What will happen to mortgage rates after Brexit?
THE UK is leaving the EU this Friday and entering a transition period, which will impact homeowners in Britain.
Boris Johnson’s Brexit bill passed through Parliament last week, paving the way for the country’s exit from the European Union. How could things change after January 31.
This will see the UK remaining in the EU and bound to follow its rules despite not having representation in the EU’s institutions.
The transition period ends on December 31, 2020, and is designed to smooth the UK’s exit from the EU and give the Government time to negotiate trade deals and the terms of the UK’s future relationship with the bloc.
After Britain’s exit from the EU, trade talks with the bloc are expected to start almost immediately.
An EU summit is scheduled next month to kickstart the future relationship negotiations.
Chancellor Sajid Javid will unveil a budget in March that sets out the Government’s spending plans post-Brexit.
Until the UK’s trade deal with the EU is detailed, we won’t know the precise impact on the housing market and homeowners.
How closely the UK remains to EU regulations or its distance from them will affect mortgage rates. Interest rates will have the biggest effect on people’s mortgage rates. How the economy reacts to the UK’s exit from the EU would cause interest rates to either go up or down.
If the economy is slowing down, the Government could choose to step in and lower the interest rates to help boost growth or it could raise the rate should inflation becomes a problem. If interest rates go up, it’s likely mortgage rates will also go up, which would affect people not on fixed-rate deals. Those people will see their mortgage rate stay the same until it runs out. For those on a variable rate mortgage, repayments will go up in line with the increase to interest rates.
If interest rates drop then it’s good news for people on a variable rate or who want to re-mortgage, while those on a fixed-rate deal will not benefit from the change.
With uncertainty around Brexit now over, the housing market could see the upward trend seen since the Conservatives’ election win continue. Buyers and sellers who had been delaying a decision until certainty returned could now be prepared to make them. Mortgage providers would be competing to give consumers the best rates. With low mortgages rate potentially continuing, it would be a good time for those borrowing.

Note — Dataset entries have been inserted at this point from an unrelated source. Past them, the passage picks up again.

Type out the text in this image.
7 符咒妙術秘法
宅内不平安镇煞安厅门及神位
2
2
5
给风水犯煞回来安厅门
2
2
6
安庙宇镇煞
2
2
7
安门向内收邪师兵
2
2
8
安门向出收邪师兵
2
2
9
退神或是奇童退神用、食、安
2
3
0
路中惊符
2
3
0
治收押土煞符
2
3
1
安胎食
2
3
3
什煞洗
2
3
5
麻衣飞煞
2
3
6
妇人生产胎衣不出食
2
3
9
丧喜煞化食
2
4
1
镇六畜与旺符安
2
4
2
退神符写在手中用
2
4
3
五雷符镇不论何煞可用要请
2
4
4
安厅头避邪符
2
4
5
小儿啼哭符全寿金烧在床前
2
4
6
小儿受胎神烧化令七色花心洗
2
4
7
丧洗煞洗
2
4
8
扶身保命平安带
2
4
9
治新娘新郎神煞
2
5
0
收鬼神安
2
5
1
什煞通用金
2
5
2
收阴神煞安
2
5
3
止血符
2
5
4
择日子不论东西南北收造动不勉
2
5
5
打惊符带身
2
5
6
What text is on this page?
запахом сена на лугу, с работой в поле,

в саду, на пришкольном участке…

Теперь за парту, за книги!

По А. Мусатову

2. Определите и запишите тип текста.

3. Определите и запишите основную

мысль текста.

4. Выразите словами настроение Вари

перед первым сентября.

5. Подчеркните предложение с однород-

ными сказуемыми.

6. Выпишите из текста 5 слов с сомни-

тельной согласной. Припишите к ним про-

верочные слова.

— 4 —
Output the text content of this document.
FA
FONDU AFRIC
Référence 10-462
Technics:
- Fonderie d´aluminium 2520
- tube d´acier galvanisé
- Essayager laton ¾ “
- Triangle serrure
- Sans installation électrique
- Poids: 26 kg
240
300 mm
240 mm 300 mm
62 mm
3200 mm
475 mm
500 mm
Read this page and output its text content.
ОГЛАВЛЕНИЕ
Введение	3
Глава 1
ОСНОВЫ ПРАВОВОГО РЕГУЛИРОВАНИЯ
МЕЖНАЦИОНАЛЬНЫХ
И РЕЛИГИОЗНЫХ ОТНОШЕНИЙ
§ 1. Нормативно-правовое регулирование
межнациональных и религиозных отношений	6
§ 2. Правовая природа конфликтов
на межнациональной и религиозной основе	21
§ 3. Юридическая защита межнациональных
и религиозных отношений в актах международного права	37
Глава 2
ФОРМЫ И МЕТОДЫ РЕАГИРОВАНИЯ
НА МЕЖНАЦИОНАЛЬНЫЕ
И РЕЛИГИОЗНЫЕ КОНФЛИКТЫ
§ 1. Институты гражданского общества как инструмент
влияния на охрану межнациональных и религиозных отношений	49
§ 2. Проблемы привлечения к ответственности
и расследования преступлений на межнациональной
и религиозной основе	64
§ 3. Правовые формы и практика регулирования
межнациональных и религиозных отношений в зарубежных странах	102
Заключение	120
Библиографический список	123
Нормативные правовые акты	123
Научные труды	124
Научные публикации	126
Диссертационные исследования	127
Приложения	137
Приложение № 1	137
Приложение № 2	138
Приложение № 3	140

Post-Brexit, changes could be made that see the country stop adhering to the EU’s Mortgage Credit Directive (MCD), which was introduced in 2016, and is European legislation that created a framework of conduct standards for those selling residential mortgages. The directive has been blamed for creating “mortgage prisoner” – people who have been locked into mortgage terms and whose circumstances later change, leaving them trapped with the initial terms. This leaves them paying more and trapped with their provider as they can’t pass an affordability test with other banks.
After Brexit, the MCD legislation could be changed by the Government.